Adobe’s Lightroom has been critical for many photographers’ post-processing needs. The software offers great presets, allows one to edit large chunks of images with ease, and has a user-friendly menu and interface. However, there have been instances when one’s Lightroom catalog has died, leaving many photographers in immense distress. What does it mean? They lose out on all the presets they created for their images. While many are still going the long, arduous way to recreate their preset, a user on Reddit has created a free tool to restore the catalog with ease. How? Here’s a look at it.
On r/photography, user u/iusemydogshampoo posted their experience with his Lightroom catalog crashing. “My Lightroom catalog completely died last month. Corrupted beyond repair. Tried everything: repair tool, backups, recovery software.

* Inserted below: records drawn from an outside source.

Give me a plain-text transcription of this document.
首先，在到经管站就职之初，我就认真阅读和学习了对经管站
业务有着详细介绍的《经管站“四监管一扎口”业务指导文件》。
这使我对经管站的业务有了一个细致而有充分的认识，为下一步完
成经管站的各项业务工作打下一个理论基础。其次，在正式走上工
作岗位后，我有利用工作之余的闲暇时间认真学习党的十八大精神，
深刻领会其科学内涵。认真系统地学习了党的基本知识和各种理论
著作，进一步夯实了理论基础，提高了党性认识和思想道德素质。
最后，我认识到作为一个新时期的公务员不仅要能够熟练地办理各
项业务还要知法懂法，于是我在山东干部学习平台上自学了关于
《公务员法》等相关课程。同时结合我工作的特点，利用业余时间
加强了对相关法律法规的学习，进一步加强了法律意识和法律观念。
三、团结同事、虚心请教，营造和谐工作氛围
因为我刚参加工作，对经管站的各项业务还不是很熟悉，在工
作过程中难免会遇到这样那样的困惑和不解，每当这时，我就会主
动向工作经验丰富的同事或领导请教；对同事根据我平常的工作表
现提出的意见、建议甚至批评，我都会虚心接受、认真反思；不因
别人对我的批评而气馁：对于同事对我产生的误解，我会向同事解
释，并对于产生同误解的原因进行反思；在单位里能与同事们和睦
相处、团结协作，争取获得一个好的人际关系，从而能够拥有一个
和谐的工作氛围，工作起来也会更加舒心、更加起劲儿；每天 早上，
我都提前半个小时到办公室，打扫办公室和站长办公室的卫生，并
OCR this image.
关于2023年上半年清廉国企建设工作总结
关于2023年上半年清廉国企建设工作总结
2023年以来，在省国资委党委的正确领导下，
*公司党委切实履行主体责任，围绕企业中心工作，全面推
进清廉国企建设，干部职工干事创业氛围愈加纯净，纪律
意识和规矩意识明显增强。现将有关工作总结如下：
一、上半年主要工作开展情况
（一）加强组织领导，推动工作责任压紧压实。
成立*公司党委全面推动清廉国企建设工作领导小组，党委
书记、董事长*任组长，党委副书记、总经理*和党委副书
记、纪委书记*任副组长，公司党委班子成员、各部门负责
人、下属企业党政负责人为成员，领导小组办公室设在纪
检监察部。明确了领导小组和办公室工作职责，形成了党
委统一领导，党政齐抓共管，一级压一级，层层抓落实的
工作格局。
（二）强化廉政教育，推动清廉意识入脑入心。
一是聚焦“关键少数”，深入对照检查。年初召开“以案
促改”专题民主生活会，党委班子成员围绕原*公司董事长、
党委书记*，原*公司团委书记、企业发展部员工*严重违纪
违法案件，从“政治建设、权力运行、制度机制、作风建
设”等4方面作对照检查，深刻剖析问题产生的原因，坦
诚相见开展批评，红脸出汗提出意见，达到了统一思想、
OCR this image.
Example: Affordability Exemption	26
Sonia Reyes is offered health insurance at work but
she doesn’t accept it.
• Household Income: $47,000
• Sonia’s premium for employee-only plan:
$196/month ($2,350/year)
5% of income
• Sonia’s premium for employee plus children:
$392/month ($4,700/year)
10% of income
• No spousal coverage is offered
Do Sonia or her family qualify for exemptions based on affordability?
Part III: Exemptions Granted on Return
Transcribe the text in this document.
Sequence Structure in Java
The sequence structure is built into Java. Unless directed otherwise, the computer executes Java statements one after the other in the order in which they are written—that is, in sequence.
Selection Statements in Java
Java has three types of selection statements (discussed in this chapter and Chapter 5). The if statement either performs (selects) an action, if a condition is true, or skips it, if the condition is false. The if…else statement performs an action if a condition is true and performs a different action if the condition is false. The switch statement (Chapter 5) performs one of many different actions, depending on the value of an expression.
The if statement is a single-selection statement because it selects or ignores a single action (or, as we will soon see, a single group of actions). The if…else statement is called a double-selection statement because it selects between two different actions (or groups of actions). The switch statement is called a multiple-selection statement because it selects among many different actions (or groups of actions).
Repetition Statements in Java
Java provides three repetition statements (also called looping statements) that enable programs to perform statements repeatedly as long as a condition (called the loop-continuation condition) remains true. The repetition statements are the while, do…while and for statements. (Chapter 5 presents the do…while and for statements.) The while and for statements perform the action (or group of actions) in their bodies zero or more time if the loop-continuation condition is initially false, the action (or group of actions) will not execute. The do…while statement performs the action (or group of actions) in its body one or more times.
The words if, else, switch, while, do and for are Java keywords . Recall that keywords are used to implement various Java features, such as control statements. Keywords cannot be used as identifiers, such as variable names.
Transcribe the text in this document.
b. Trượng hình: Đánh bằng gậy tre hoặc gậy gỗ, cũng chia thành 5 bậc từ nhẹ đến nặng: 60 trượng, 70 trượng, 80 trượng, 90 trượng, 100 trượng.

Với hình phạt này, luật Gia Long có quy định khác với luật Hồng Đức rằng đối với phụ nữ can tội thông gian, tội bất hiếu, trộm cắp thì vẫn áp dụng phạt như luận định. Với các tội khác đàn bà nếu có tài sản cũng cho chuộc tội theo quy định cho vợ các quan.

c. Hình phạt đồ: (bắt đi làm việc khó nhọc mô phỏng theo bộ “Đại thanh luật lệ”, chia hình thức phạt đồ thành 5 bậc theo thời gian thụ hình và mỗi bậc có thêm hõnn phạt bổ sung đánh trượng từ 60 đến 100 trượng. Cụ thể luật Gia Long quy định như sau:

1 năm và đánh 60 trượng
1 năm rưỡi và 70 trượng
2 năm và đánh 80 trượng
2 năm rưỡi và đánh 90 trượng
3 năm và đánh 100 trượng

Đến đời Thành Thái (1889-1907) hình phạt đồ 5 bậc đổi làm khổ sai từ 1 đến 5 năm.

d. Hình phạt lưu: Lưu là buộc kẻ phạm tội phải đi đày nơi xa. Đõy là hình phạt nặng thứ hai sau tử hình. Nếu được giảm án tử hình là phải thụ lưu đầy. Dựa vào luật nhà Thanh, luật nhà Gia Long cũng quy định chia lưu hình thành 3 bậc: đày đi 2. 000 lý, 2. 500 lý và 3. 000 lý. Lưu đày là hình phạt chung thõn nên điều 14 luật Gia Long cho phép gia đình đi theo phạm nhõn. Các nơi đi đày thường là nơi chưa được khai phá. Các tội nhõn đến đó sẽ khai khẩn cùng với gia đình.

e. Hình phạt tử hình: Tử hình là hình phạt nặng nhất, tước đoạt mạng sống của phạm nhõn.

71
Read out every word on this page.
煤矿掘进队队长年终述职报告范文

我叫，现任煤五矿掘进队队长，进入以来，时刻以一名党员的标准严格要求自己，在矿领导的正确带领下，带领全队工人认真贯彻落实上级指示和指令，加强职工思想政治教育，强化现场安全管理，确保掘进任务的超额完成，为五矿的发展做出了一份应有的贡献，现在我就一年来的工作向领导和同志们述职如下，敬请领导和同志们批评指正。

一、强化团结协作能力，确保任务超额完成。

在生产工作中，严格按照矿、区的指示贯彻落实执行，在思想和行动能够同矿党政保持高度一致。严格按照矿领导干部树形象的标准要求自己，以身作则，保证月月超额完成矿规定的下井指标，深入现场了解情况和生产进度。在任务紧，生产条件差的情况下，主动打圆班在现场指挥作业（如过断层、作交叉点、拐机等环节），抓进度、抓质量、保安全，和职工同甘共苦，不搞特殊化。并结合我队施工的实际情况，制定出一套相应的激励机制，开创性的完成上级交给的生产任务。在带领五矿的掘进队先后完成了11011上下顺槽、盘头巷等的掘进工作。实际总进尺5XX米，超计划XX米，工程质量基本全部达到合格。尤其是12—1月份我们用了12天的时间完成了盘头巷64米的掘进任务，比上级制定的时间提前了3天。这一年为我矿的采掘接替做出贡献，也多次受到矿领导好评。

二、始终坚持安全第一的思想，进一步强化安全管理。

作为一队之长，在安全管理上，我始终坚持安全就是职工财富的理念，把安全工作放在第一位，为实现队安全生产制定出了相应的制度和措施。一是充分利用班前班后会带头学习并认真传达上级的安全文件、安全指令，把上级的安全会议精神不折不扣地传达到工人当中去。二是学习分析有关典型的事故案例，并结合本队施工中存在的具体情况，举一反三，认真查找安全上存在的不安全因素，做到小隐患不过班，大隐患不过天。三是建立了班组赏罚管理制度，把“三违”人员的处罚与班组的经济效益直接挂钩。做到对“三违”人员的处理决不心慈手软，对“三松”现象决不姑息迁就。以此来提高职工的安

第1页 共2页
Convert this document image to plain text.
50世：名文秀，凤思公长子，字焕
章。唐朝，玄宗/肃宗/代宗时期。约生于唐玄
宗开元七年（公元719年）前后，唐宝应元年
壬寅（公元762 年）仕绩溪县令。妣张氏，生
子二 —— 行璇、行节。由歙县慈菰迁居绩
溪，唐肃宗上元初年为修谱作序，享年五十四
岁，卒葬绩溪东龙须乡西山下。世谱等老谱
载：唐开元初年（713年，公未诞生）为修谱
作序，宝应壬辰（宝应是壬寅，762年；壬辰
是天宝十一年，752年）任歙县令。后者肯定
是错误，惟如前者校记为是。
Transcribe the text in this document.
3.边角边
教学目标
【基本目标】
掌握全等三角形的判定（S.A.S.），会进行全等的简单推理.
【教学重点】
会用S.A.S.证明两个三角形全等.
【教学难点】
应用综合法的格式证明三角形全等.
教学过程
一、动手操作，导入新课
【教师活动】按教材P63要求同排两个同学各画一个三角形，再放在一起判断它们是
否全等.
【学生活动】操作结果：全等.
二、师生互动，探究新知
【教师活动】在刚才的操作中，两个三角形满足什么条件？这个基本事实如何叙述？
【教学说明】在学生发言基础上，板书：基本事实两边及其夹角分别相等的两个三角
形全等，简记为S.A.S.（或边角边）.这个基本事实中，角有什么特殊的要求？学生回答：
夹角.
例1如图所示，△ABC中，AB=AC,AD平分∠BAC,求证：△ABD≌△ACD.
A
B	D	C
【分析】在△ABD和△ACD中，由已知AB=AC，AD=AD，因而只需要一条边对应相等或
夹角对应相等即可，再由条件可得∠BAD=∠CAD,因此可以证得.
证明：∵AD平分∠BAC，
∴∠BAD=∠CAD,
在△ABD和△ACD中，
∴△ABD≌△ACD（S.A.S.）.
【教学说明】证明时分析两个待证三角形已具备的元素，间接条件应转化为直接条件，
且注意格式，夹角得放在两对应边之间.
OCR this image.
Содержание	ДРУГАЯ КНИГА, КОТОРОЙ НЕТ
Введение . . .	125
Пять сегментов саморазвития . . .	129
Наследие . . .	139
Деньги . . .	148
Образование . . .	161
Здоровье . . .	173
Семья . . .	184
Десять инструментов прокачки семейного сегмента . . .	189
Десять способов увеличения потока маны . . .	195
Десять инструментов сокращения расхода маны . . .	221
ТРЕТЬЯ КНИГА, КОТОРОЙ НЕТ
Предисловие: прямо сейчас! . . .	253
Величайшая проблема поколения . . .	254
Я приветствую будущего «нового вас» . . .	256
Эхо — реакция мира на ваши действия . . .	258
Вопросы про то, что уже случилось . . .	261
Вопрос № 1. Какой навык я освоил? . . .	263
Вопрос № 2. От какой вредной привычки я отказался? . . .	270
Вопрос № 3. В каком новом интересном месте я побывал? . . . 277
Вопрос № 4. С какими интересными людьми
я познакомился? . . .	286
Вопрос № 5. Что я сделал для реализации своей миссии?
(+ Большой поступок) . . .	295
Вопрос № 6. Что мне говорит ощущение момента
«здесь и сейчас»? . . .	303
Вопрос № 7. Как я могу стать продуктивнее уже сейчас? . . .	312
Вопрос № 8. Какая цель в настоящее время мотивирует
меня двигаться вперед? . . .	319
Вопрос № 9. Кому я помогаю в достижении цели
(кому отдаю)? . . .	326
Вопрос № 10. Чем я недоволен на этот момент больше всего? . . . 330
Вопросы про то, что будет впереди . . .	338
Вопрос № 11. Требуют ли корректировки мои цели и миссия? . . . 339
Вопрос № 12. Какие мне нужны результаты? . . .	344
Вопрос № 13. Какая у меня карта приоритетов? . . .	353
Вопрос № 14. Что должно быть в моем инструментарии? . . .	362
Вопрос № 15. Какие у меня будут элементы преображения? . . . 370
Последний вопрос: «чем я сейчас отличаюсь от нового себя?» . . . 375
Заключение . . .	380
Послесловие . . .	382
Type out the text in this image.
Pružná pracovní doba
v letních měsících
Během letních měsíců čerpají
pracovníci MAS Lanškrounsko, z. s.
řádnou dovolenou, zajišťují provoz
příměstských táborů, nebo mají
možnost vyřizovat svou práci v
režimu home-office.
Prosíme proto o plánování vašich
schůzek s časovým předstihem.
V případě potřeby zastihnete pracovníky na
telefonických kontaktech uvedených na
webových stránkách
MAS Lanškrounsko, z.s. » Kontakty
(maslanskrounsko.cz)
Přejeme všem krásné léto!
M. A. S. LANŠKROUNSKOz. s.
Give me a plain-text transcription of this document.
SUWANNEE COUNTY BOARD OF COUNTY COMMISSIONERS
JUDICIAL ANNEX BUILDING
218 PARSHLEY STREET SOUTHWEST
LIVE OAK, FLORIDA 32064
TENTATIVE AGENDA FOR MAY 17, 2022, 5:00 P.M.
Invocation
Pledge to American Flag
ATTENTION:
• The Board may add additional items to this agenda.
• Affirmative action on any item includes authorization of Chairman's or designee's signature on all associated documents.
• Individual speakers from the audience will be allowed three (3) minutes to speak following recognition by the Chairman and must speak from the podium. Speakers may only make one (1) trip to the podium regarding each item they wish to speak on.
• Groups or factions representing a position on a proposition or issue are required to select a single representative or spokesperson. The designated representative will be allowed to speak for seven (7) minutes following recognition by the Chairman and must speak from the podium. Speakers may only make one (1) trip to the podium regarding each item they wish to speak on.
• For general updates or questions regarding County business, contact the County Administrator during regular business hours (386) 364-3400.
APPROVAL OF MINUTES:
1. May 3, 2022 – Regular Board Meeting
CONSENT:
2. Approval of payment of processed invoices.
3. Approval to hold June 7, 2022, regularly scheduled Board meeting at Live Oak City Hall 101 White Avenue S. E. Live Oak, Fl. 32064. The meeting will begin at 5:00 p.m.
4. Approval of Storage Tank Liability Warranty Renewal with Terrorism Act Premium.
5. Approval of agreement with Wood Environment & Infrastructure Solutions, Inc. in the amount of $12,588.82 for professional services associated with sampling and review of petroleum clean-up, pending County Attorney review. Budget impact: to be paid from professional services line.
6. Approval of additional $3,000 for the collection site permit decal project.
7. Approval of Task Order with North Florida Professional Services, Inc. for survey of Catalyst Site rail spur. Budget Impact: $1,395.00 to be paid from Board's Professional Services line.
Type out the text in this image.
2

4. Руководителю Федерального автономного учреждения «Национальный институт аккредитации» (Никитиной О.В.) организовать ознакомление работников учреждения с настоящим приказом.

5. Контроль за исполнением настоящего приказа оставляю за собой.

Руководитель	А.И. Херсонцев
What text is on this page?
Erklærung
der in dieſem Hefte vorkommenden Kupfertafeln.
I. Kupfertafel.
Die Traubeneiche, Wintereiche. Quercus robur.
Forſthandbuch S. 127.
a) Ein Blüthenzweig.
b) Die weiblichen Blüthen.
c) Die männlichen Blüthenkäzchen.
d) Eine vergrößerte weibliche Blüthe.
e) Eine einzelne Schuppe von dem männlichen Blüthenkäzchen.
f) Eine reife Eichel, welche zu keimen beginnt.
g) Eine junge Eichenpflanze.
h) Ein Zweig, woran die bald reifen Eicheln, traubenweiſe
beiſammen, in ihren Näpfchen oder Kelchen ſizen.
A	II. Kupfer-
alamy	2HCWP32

Nothing worked,” the user wrote. However, while looking for solutions online, none seemed easy, fast or had a good interface with which to work. So, despite an upcoming deadline, the user chose to create a simple tool that can “extract the Lightroom data” from their “exported JPGs.”
Titled Colorsuit.app, this is a separate website that opens on your browser, and one that can directly run on a computer. How does it work? It is pretty straightforward. “Just drag any JPG that contains Lightroom data, and it extracts,” the user wrote. Some of its features include:
- The XMP data (one can download it for Lightroom)
- LUTs for videos
- Camera settings
In addition, the landing page of the website also has “before and after” examples that allow one to see the color grading details. This way, you can figure how different post-processing impacts a RAW file.
The best part is that this tool is free of cost. You do not have to sign up; no need to pay through your pockets or have a seven-day trial. “It’s free and always will be,” the creator says. In addition, u/iusemydogshampoo is also open to help you further if you meet with a challenge during your use of the website.
The interface is simple and clean, while the overall effort has been widely appreciated by users on Reddit. “This is so unbelievably good. fast, clear, easy, great UX – does what it says on the tin,” said one user. “I cannot express with words how happy I am that you exist. The hero we need!” another chimed in.
However, the entire post further highlights how we need companies like Adobe to set up and offer more solutions to their customers. It should not be the job of consumers to create tech despite them paying rising subscription fees to access software for their work. Furthermore, if you are unable to find or restore files, then you might as well simply charge a small subscription fee. Creating software that is unable to recover existing presets only proves how billion-dollar empires are unable to assess their own products and their flaws.
This is also why the Phoblographer team has switched to Capture One, which is far more efficient and has no hidden fees in the subscription plans. If only companies did better than focusing on monopoly, we might soon find ourselves in a Utopian world.